Brejza o roli Mariusza Kamińskiego w aferze Pegasusa
Krzysztof Brejza był pytany w “Raporcie Gońca” o rolę, jaką w aferze nielegalnej inwigilacji z użyciem technologii Pegasus mógł odegrać Mariusz Kamiński, który wczoraj został ułaskawiony przez prezydenta Andrzeja Dudę za przestępstwa związane z aferą gruntową.
- On był szefem służb, a więc to on odpowiada za szereg nielegalnych działań, jakie były podejmowane. To on tak naprawdę decydował o zakupie superbroni, miał wiedze o tym. Powinien zostać wezwany przed komisję śledczą - przekonywał Brejza.

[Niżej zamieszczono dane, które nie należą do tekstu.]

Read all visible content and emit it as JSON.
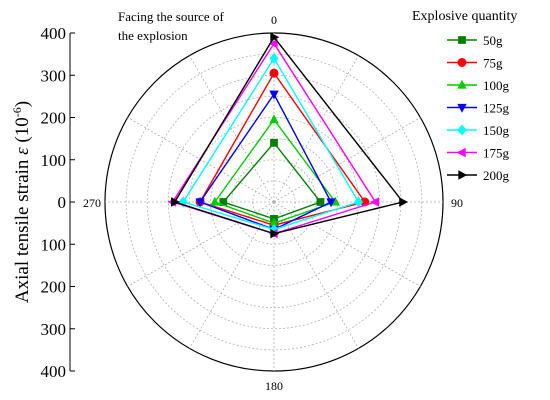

- Ta cyberbroń nie może być stosowana w granicach kontroli operacyjnej, ona została wymyślona przez byłych agentów izraelskich do niszczenia terrorystów. Tymczasem w Polsce była stosowana przeciwko opozycji - grzmiał polityk.

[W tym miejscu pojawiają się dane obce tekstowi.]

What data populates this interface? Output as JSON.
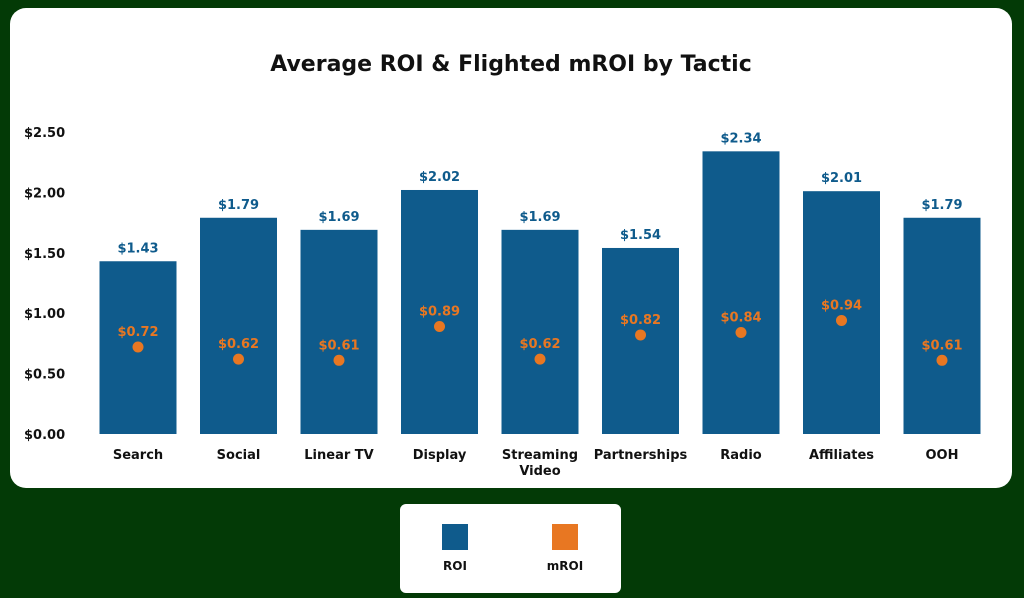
{
  "chart_data": {
    "type": "bar",
    "title": "Average ROI & Flighted mROI by Tactic",
    "categories": [
      "Search",
      "Social",
      "Linear TV",
      "Display",
      "Streaming Video",
      "Partnerships",
      "Radio",
      "Affiliates",
      "OOH"
    ],
    "series": [
      {
        "name": "ROI",
        "type": "bar",
        "color": "#0f5b8c",
        "values": [
          1.43,
          1.79,
          1.69,
          2.02,
          1.69,
          1.54,
          2.34,
          2.01,
          1.79
        ],
        "labels": [
          "$1.43",
          "$1.79",
          "$1.69",
          "$2.02",
          "$1.69",
          "$1.54",
          "$2.34",
          "$2.01",
          "$1.79"
        ]
      },
      {
        "name": "mROI",
        "type": "scatter",
        "color": "#e87722",
        "values": [
          0.72,
          0.62,
          0.61,
          0.89,
          0.62,
          0.82,
          0.84,
          0.94,
          0.61
        ],
        "labels": [
          "$0.72",
          "$0.62",
          "$0.61",
          "$0.89",
          "$0.62",
          "$0.82",
          "$0.84",
          "$0.94",
          "$0.61"
        ]
      }
    ],
    "y_ticks": [
      "$0.00",
      "$0.50",
      "$1.00",
      "$1.50",
      "$2.00",
      "$2.50"
    ],
    "y_tick_values": [
      0,
      0.5,
      1,
      1.5,
      2,
      2.5
    ],
    "ylim": [
      0,
      2.5
    ],
    "grid": false,
    "legend": "bottom-center"
  },
  "legend": {
    "roi_label": "ROI",
    "mroi_label": "mROI"
  },
  "colors": {
    "background": "#033a06",
    "card": "#ffffff",
    "roi": "#0f5b8c",
    "mroi": "#e87722"
  }
}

"Ściągneli 80 tys. moich wiadomości"
I przypomniał, jak sam stał się ofiarą Pegasusa. - Włamano mi się do telefonu, telefon był przez pół roku na stałym podsłuchu. Służby nadzorowane przez Kamińskiego ściągnęły 80 tys. moich wiadomości. Później dokonano przecieku sfałszowanej korespondencji do TVP. Nie tylko zasysano mi rzeczy z telefonu, ale także podszywano się pod moich znajomych, preparowano SMS-y - opowiadał w “Raporcie Gońca” Brejza.
- Bardzo chcę wiedzieć, kto ponosi za to odpowiedzialność - dodał.

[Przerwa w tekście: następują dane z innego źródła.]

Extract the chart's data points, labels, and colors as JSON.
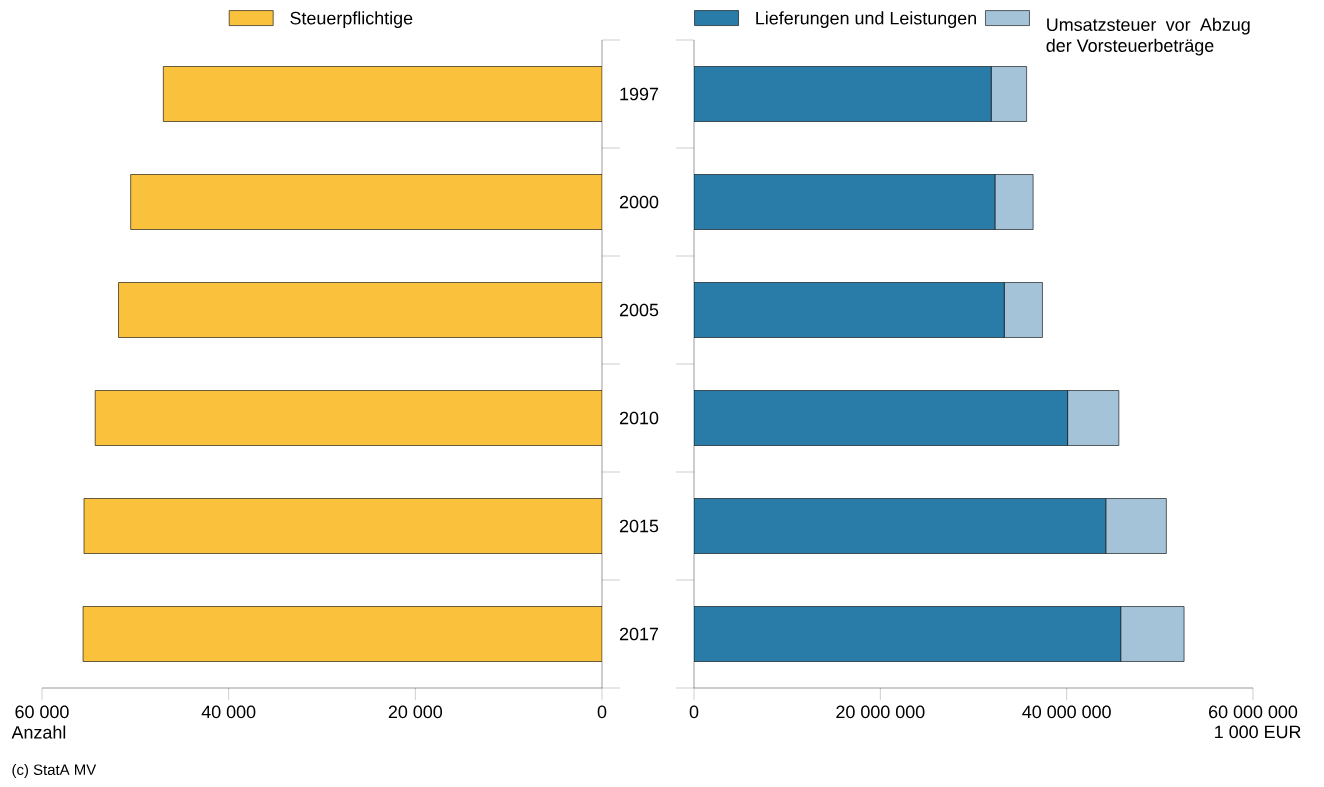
{
  "chart_data": [
    {
      "type": "bar",
      "orientation": "horizontal",
      "categories": [
        "1997",
        "2000",
        "2005",
        "2010",
        "2015",
        "2017"
      ],
      "series": [
        {
          "name": "Steuerpflichtige",
          "color": "#fac13c",
          "values": [
            47000,
            50500,
            51800,
            54300,
            55500,
            55600
          ]
        }
      ],
      "xlim": [
        60000,
        0
      ],
      "xticks": [
        {
          "value": 60000,
          "label": "60 000"
        },
        {
          "value": 40000,
          "label": "40 000"
        },
        {
          "value": 20000,
          "label": "20 000"
        },
        0
      ],
      "xlabel": "Anzahl",
      "legend": "top",
      "tick_labels": "x",
      "annotations": [
        "(c) StatA MV"
      ]
    },
    {
      "type": "bar",
      "orientation": "horizontal",
      "stacked": true,
      "categories": [
        "1997",
        "2000",
        "2005",
        "2010",
        "2015",
        "2017"
      ],
      "series": [
        {
          "name": "Lieferungen und Leistungen",
          "color": "#2a7ca8",
          "values": [
            31900000,
            32300000,
            33300000,
            40100000,
            44200000,
            45800000
          ]
        },
        {
          "name": "Umsatzsteuer vor Abzug der Vorsteuerbeträge",
          "color": "#a4c3d8",
          "values": [
            3800000,
            4100000,
            4100000,
            5500000,
            6500000,
            6800000
          ]
        }
      ],
      "xlim": [
        0,
        60000000
      ],
      "xticks": [
        0,
        {
          "value": 20000000,
          "label": "20 000 000"
        },
        {
          "value": 40000000,
          "label": "40 000 000"
        },
        {
          "value": 60000000,
          "label": "60 000 000"
        }
      ],
      "xlabel": "1 000 EUR",
      "legend": "top"
    }
  ]
}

- Chcemy, żeby dane, często prywatne, intymne, były tylko w posiadaniu posiadaczy danych telefonów. Żeby był tylko we władaniu obywateli. Żeby nikomu już nigdy nie przyszedł do głowy pomysł grzebania brudnymi paluchami w naszych telefonach i wiadomościach - mówił Brejza.
Komisja śledcza ds. Pegasusa powołana
Przypomnijmy, że tydzień temu Sejm powołał komisję śledczą, która ma wyjaśnić okoliczności afery Pegasusa. Sam Brejza to jedna z najgłośniejszych ofiar zastosowania tej technologii. W czasie, gdy był inwigilowany, współorganizował kampanię wyborczą swojej partii.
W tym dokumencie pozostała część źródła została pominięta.